By Earle Fisher
Rhetoric Race and Religion Contributor
The news surrounding our President's “endorsement” of same-sex marriage has, in a matter of minutes, gone viral. Twitter feeds, Facebook posts and numerous newspaper and magazine articles are already seizing the moment attempting to express views of support and backlash on behalf of countless communities all around the country. I’ve already read and seen responses that range from people being totally elated, to Meghan McCain’s tweet “...Even though he did it a little late under political pressure - very happy to hear the President come out in support of gay marriage...” to one of my colleagues Facebook status reflecting someone from his timeline who wrote, “...Obama is my dude, but I can’t support him on this...”
For the most part, I consider the dialogue a good thing. Yet, I know that many of the commentators will have their commentary centered in fear, hate, exclusion and blind privilege. And yet, of all of the commentary that will be provided (and I’m sure the amount will be incalculable) what I am most concerned with is what will most likely come from the black (read African-American) religious-right. One would think that the Black Church’s stance for equality would be unequivocal. Sadly, this has not been the case historically. Precedent suggests that some preachers, politicians, pundits and media manipulators have often subverted the prophetic voice of the Church. These personalities use “such a time as this” as a means to reinforce oppressive ideals. All this seems to be antithetical to a liberating gospel of spiritual message of hope. When this is blind sheepism and insensitive inspirational leadership is supported by policy and legislation it is thereby impossible for our country to be a place of “liberty and justice for ALL.”
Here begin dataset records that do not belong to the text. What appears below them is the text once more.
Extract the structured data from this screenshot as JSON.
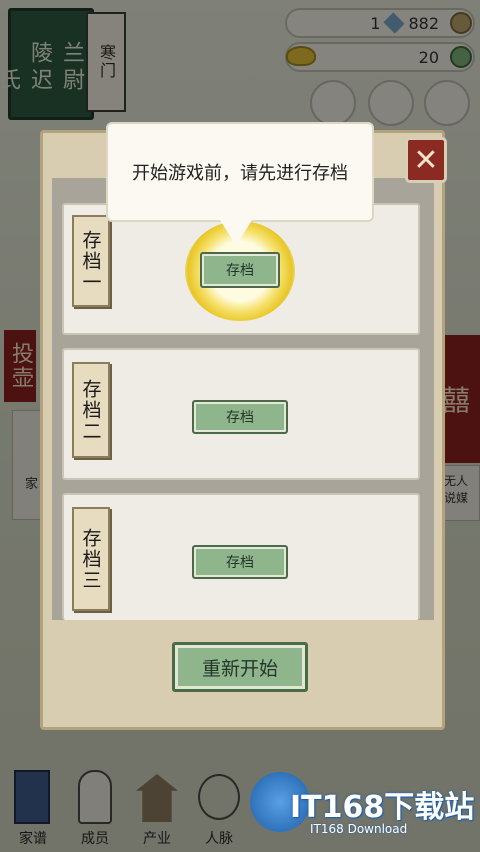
{
  "background": {
    "banner_left": "兰陵",
    "banner_right": "尉迟氏",
    "banner_title": "寒门",
    "currency_1": "1",
    "currency_2": "882",
    "currency_3": "20",
    "side_left": "投壶",
    "side_left_small": "家",
    "side_right_small_1": "无人",
    "side_right_small_2": "说媒",
    "side_right_big": "囍",
    "nav": [
      "家谱",
      "成员",
      "产业",
      "人脉"
    ]
  },
  "dialog": {
    "tooltip": "开始游戏前，请先进行存档",
    "close_label": "✕",
    "slots": [
      {
        "name": "存档一",
        "button": "存档"
      },
      {
        "name": "存档二",
        "button": "存档"
      },
      {
        "name": "存档三",
        "button": "存档"
      }
    ],
    "restart_label": "重新开始"
  },
  "watermark": {
    "main": "IT168下载站",
    "sub": "IT168 Download"
  },
  "colors": {
    "panel": "#d8cdb1",
    "button": "#8fb58d",
    "close": "#8a2a22",
    "banner": "#2f5a3e"
  }
}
In this pretentious political climate every issue becomes politicized. When people see the opportunity to “prey” on a particular public figure, like the POTUS (President of the United States) people will forfeit the moral and ethical elements of our religious and spiritual associations for the sake of political points.
The fundamental irony for me here is that the religious and spiritual institutions all self-proclaim to be entities that endorse and promote liberation of the oppressed. How then can the Presidents endorsement of a group that has been publically and consistently discriminated against be a bad thing? Possibly because it doesn’t fit the prescribed theological agenda of those who are too out of touch with human suffering to properly proclaim a relevant religion or substantive spirituality. What we too often are prescribed in today’s culture and climate is an emerging Darwinism veiled in the mask of righteousness and piety.
I applaud the President for effectively articulating his own “evolution.” I encourage my brothers and sisters in the faith that are going to look to this progressive moment in our history as a time to “play political football” and attempt to score points at the behest of other people’s humanity to seek revelation regarding the necessity of their own theological evolution. This petition is especially directed towards those people of faith that are also people of color who stand in a legacy and tradition of people who have been treated as “other”. Clearly some people have a god that is a little too exclusive, insensitive, bigoted and opportunistic for Jesus’ taste buds.